La demeure de Croisset n’existait plus. Caroline Commanville, qui en était propriétaire, l’avait vendue à un industriel qui la rasa pour bâtir une distillerie. Il n’en reste plus que le « Pavillon Flaubert » racheté par le Conseil général et devenu un petit musée, où l’on découvre ses plumes d’oie, ses encriers, ses pipes, son pot à tabac, quelques souvenirs d’Orient, des peintures représentant la maison dans sa splendeur. En s’éloignant du rivage de la Seine et en montant sur la falaise qui le domine, le pèlerin peut se rendre à la mairie de Canteleu, dont la salle des mariages est intitulée « Salle Gustave Flaubert ». Dans trois grandes armoires est rassemblée une partie de la bibliothèque de l’écrivain, offerte jadis par son héritière à l’Institut, qui l’avait refusée.
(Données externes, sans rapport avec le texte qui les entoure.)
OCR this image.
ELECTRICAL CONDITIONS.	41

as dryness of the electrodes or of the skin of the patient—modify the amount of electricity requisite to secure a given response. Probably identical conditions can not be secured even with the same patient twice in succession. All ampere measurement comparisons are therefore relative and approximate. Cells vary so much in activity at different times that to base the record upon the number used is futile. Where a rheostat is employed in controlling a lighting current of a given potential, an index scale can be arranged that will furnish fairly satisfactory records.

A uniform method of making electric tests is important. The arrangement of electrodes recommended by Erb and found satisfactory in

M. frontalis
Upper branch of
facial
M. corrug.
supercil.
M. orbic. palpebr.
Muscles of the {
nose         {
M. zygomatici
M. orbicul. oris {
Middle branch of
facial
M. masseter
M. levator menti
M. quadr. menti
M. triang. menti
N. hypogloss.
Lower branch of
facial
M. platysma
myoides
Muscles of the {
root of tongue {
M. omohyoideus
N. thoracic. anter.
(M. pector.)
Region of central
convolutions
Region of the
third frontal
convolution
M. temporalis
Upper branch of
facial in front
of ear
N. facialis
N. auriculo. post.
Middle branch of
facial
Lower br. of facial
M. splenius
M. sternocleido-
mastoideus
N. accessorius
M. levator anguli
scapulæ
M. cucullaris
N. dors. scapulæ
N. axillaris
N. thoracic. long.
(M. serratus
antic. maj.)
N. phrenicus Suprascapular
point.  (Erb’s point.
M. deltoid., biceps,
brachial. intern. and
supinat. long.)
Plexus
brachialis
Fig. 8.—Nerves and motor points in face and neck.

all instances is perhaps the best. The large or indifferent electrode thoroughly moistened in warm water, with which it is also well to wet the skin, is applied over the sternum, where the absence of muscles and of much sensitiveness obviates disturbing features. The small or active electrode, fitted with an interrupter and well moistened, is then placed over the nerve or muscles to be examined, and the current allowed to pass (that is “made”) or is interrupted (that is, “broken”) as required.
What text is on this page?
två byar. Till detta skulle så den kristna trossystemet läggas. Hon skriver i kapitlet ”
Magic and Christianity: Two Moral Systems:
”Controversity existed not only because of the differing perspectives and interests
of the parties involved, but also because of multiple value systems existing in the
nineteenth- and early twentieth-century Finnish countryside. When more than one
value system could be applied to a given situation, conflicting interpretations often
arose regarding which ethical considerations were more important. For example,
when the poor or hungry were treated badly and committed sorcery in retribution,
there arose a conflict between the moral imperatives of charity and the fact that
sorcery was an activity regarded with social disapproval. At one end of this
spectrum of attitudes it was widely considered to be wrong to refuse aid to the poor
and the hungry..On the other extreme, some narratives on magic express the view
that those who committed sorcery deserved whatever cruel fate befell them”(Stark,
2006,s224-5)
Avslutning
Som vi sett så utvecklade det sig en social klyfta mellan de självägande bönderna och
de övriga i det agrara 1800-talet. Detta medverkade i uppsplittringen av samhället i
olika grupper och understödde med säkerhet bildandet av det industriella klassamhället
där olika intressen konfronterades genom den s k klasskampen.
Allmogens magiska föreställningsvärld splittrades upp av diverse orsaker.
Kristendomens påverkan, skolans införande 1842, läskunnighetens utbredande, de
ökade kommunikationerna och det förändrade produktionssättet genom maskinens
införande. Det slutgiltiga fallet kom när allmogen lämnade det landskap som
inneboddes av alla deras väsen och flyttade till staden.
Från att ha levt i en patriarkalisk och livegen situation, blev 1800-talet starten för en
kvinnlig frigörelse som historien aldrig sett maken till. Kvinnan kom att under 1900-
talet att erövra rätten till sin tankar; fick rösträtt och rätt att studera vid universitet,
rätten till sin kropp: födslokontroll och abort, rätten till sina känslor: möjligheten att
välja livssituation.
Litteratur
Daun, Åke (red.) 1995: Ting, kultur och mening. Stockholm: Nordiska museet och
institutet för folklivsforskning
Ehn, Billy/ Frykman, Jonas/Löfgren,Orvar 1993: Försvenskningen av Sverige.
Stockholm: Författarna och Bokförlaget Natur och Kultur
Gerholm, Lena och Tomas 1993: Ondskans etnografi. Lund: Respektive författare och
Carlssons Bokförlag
La municipalité de Rouen n’avait pas tenu en admiration l’écrivain en son temps. Les traces de Flaubert abondent désormais. L’hôtel-Dieu est devenu la préfecture mais l’ancien appartement de fonction des Flaubert a été réservé à la mise en place d’un musée Flaubert doublé d’un musée de la Médecine. Une large avenue y mène qui porte son nom. En 2008, à l’occasion de l’Armada de Rouen, le nom de Gustave Flaubert fut attribué au nouveau pont de 670 mètres, comme une réparation. L’université de la même ville est devenue un des centres les plus actifs des études flaubertiennes. Ultime réconciliation entre le grand écrivain et sa ville qui, jadis, s’étaient si mal aimés.